Mohammad Ali

Personal information
- Born: 1 November 1992 (age 33) Sialkot, Punjab, Pakistan
- Height: 6 ft 1 in (185 cm)
- Batting: Right-handed
- Bowling: Right-arm medium-fast
- Role: Bowler

International information
- National side: Pakistan (2022–present);
- Test debut (cap 249): 1 December 2022 v England
- Last Test: 9 September 2026 v England
- Only ODI (cap 252): 29 March 2025 v New Zealand
- T20I debut (cap 121): 16 March 2025 v New Zealand
- Last T20I: 26 March 2025 v New Zealand

Domestic team information
- 2022: Central Punjab (squad no. 122)
- 2023–present: Faisalabad (squad no. 13)
- 2024: Multan Sultans
- 2024: Kandy Falcons
- 2025-present: Fortune Barishal
- 2025: Peshawar Zalmi
- 2026: Hyderabad Kingsmen
- 2026: Nottinghamshire

Career statistics
| Competition | Test | ODI | T20I | FC |
| Matches | 9 | 1 | 3 | 72 |
| Runs scored | 24 | 0 | 1 | 432 |
| Batting average | 3.00 | – | – | 7.85 |
| 100s/50s | 0/0 | 0/0 | 0/0 | 0/0 |
| Top score | 8 | 0* | 1* | 24* |
| Balls bowled | 1,519 | 60 | 42 | 12,643 |
| Wickets | 23 | 1 | 1 | 265 |
| Bowling average | 42.00 | 53.00 | 86.00 | 25.58 |
| 5 wickets in innings | 0 | 0 | 0 | 12 |
| 10 wickets in match | 0 | 0 | 0 | 2 |
| Best bowling | 4/50 | 1/53 | 1/34 | 6/52 |
| Catches/stumpings | 4/– | 0/– | 0/– | 15/– |
- Source: Cricinfo, 26 September 2026

= Mohammad Ali (cricketer, born 1992) =

Pakistani cricketer (born 1992)

Mohammad Ali (born 1 November 1992) is a Pakistani cricketer who has played for the national team in all three formats. He made his Test debut against England in December 2022.

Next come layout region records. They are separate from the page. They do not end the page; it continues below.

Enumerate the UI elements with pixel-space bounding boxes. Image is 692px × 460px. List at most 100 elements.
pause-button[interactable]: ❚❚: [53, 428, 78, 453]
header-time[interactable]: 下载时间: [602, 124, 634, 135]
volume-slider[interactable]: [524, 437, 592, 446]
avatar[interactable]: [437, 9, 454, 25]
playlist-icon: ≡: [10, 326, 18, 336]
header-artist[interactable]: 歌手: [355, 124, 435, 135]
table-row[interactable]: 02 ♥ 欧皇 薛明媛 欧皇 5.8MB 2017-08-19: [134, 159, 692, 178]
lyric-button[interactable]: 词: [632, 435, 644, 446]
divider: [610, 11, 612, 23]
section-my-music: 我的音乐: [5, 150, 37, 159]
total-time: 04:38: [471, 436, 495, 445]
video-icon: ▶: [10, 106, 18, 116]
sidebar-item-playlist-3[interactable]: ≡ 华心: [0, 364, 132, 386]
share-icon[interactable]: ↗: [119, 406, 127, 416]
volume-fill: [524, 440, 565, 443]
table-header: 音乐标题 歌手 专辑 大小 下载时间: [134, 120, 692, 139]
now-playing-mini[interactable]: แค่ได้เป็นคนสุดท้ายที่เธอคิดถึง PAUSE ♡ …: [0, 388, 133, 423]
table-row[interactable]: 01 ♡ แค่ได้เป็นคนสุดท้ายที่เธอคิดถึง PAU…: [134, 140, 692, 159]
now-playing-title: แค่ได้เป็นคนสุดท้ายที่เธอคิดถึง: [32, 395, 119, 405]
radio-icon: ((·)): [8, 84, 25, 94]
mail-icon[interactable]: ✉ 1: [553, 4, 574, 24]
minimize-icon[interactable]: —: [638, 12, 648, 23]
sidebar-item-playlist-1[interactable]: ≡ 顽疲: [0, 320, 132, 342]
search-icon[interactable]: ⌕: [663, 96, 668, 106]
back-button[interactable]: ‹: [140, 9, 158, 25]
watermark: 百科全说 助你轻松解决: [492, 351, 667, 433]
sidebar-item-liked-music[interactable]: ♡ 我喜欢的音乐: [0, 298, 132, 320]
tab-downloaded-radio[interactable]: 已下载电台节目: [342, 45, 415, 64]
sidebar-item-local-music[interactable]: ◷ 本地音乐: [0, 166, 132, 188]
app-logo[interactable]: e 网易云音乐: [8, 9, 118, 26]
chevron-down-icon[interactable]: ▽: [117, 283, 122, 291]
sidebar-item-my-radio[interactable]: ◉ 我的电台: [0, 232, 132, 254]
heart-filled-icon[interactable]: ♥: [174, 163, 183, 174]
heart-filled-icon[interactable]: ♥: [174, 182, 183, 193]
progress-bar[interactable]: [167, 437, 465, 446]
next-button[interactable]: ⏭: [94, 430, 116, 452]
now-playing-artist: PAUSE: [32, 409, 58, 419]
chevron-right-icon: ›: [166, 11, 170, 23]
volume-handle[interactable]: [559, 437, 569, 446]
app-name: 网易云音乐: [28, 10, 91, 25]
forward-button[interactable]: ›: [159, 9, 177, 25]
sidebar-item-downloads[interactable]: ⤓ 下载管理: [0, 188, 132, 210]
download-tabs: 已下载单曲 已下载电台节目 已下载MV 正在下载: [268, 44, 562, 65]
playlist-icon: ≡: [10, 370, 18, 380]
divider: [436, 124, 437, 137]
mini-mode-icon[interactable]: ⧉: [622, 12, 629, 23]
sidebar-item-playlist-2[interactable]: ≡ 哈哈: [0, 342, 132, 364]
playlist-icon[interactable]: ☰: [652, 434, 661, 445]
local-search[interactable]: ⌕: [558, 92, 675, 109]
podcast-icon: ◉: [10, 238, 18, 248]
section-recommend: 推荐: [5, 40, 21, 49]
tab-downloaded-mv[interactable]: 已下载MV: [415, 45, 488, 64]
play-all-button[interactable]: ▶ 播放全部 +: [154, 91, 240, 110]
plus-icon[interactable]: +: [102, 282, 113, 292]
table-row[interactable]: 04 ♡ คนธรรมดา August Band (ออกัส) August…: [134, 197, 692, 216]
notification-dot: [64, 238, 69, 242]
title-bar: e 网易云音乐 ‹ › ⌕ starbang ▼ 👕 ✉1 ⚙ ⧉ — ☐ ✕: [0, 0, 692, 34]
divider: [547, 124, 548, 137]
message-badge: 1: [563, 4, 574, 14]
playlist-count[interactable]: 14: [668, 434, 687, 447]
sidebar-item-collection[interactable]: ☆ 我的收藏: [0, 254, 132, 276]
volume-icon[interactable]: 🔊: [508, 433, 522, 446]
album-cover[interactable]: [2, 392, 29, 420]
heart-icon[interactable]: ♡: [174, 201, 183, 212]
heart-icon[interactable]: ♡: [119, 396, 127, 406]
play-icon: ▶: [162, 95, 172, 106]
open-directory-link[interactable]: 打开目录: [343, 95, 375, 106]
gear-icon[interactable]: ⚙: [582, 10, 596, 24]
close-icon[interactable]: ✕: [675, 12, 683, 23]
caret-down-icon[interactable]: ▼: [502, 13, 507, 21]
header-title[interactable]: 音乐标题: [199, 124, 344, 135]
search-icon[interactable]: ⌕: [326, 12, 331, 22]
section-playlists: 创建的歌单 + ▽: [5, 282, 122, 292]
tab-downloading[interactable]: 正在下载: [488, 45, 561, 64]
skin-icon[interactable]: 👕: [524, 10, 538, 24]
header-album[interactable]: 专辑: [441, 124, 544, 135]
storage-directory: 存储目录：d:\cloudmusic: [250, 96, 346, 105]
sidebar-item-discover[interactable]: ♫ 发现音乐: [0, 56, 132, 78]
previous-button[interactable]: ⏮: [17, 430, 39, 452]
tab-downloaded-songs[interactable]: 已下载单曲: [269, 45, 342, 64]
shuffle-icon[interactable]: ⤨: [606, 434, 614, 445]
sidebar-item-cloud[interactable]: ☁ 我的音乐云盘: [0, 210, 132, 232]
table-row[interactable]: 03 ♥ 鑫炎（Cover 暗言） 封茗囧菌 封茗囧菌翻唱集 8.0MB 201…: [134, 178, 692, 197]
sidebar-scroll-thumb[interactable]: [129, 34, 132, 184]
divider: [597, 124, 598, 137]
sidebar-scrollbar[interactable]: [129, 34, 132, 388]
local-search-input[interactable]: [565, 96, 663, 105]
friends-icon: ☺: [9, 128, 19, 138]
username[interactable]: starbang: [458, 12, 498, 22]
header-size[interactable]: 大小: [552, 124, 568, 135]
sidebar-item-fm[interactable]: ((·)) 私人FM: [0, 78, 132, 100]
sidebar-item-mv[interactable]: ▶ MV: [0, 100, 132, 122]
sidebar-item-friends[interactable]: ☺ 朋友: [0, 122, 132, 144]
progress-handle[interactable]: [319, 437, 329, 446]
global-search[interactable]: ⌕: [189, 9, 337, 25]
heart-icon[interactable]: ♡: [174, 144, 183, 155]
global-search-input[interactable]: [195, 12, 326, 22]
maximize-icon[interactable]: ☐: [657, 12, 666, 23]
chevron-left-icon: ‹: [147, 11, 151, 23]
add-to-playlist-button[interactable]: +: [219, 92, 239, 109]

== Early life and education ==
Born in Sialkot, Punjab, Ali joined Aamer Wasim's cricket club, and after his death he joined the city's Tony Cricket Club prior to making his Grade II and first-class debuts in 2018. Ali has done his Bachelor of Arts in English literature, being particularly influenced by Ernest Hemingway’s novella The Old Man and The Sea (1952).

== Domestic career ==

=== Pakistan ===
Ali made his first-class debut for Zarai Taraqiati Bank Limited in the 2018–19 Quaid-e-Azam Trophy on 1 September 2018. He was the leading wicket-taker for Zarai Taraqiati Bank Limited in the tournament, with twenty-five dismissals in five matches. He made his List A debut for Zarai Taraqiati Bank Limited in the 2018–19 Quaid-e-Azam One Day Cup on 8 October 2018. In April 2023, he was named in Pakistan A's squad for their first-class and List A series against Zimbabwe.

During the 2025-26 domestic season, Ali became the first bowler to take more than 100 wickets in a single Pakistani first-class season since Wasim Akram in 1998-99.

=== England ===
In January 2026, he agreed a short-term contract to join England's Nottinghamshire County Cricket Club as an overseas player for the final two months of that year's County Championship season.

== International career ==
On 16 March 2025, he made his T20I debut against New Zealand at Hagley Oval, during Pakistan's away tour.

During Pakistan's tour of the West Indies in July 2026, Ali made a comeback to the Test squad after nearly two years, claiming 4 for 50 in the first innings of the first match, and was noted for his outswinger.